|Trade names||BCG Vaccine, BCG Vaccine AJV|
|AHFS/Drugs.com||Professional Drug Facts|
Bacillus Calmette–Guérin (BCG) vaccine is a vaccine primarily used against tuberculosis (TB). It is named after its inventors Albert Calmette and Camille Guérin. In countries where TB or leprosy is common, one dose is recommended in healthy babies as soon after birth as possible. In areas where TB is not common, only children at high risk are typically immunized, while suspected cases of TB are individually tested for and treated. Adults who do not have TB and have not been previously immunized but are frequently exposed may be immunized as well. BCG also has some effectiveness against Buruli ulcer infection and other nontuberculous mycobacteria infections. Additionally it is sometimes used as part of the treatment of bladder cancer.
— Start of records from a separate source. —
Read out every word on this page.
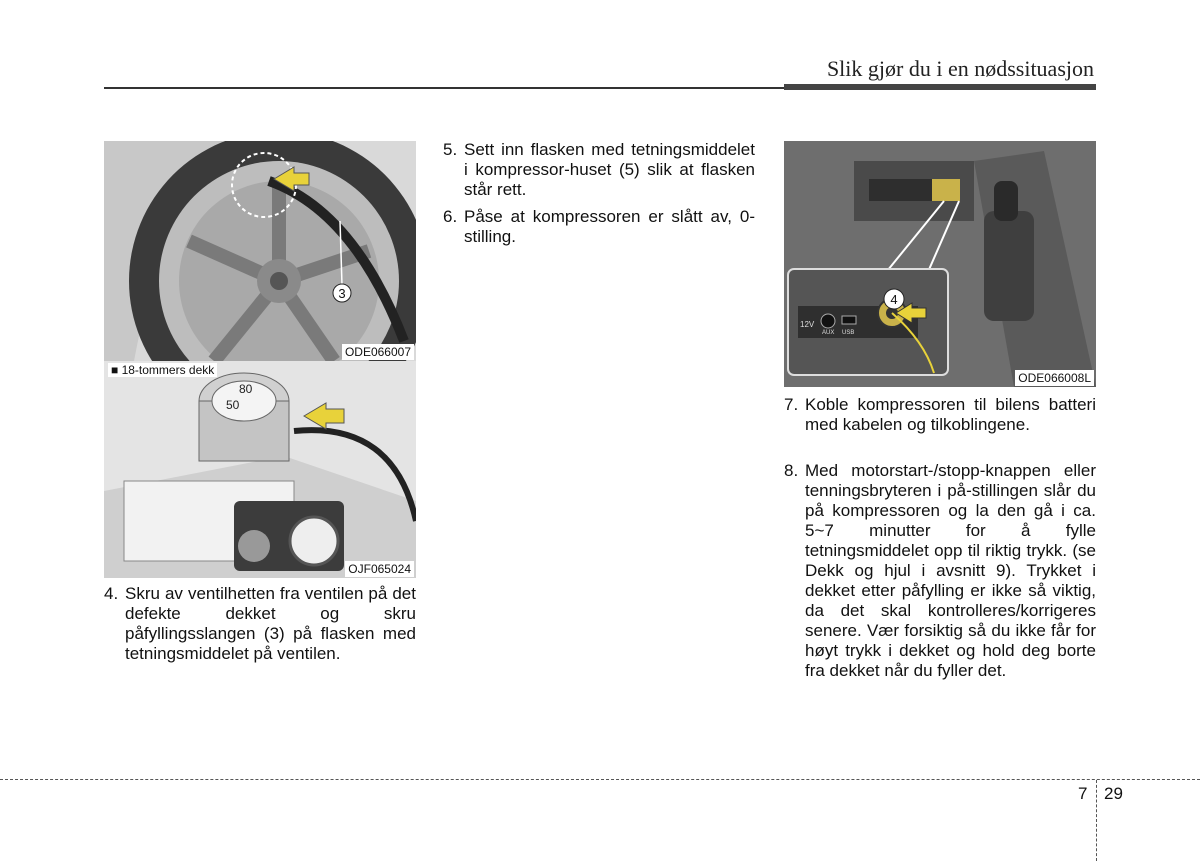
Slik gjør du i en nødssituasjon
3
ODE066007
80
50
■ 18-tommers dekk
OJF065024
12V
AUX USB
4
ODE066008L
4. Skru av ventilhetten fra ventilen på det defekte dekket og skru påfyllingsslangen (3) på flasken med tetningsmiddelet på ventilen.
5. Sett inn flasken med tetningsmiddelet i kompressor-huset (5) slik at flasken står rett.
6. Påse at kompressoren er slått av, 0-stilling.
7. Koble kompressoren til bilens batteri med kabelen og tilkoblingene.
8. Med motorstart-/stopp-knappen eller tenningsbryteren i på-stillingen slår du på kompressoren og la den gå i ca. 5~7 minutter for å fylle tetningsmiddelet opp til riktig trykk. (se Dekk og hjul i avsnitt 9). Trykket i dekket etter påfylling er ikke så viktig, da det skal kontrolleres/korrigeres senere. Vær forsiktig så du ikke får for høyt trykk i dekket og hold deg borte fra dekket når du fyller det.
7 29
Rates of protection against TB infection vary widely and protection lasts up to twenty years. Among children it prevents about 20% from getting infected and among those who do get infected it protects half from developing disease. The vaccine is given by injection into the skin. There is no evidence that additional doses are beneficial.
Serious side effects are rare. Often there is redness, swelling, and mild pain at the site of injection. A small ulcer may also form with some scarring after healing. Side effects are more common and potentially more severe in those with poor immune function. It is not safe for use during pregnancy. The vaccine was originally developed from Mycobacterium bovis, which is commonly found in cows. While it has been weakened, it is still live.
The BCG vaccine was first used medically in 1921. It is on the World Health Organization's List of Essential Medicines. As of 2004[update], the vaccine is given to about 100 million children per year globally.
The main use of BCG is for vaccination against tuberculosis. BCG vaccine can be administered after birth intradermally. BCG vaccination can cause a false positive Mantoux test, although a very high-grade reading is usually due to active disease.
The most controversial aspect of BCG is the variable efficacy found in different clinical trials, which appears to depend on geography. Trials conducted in the UK have consistently shown a protective effect of 60 to 80%, but those conducted elsewhere have shown no protective effect, and efficacy appears to fall the closer one gets to the equator.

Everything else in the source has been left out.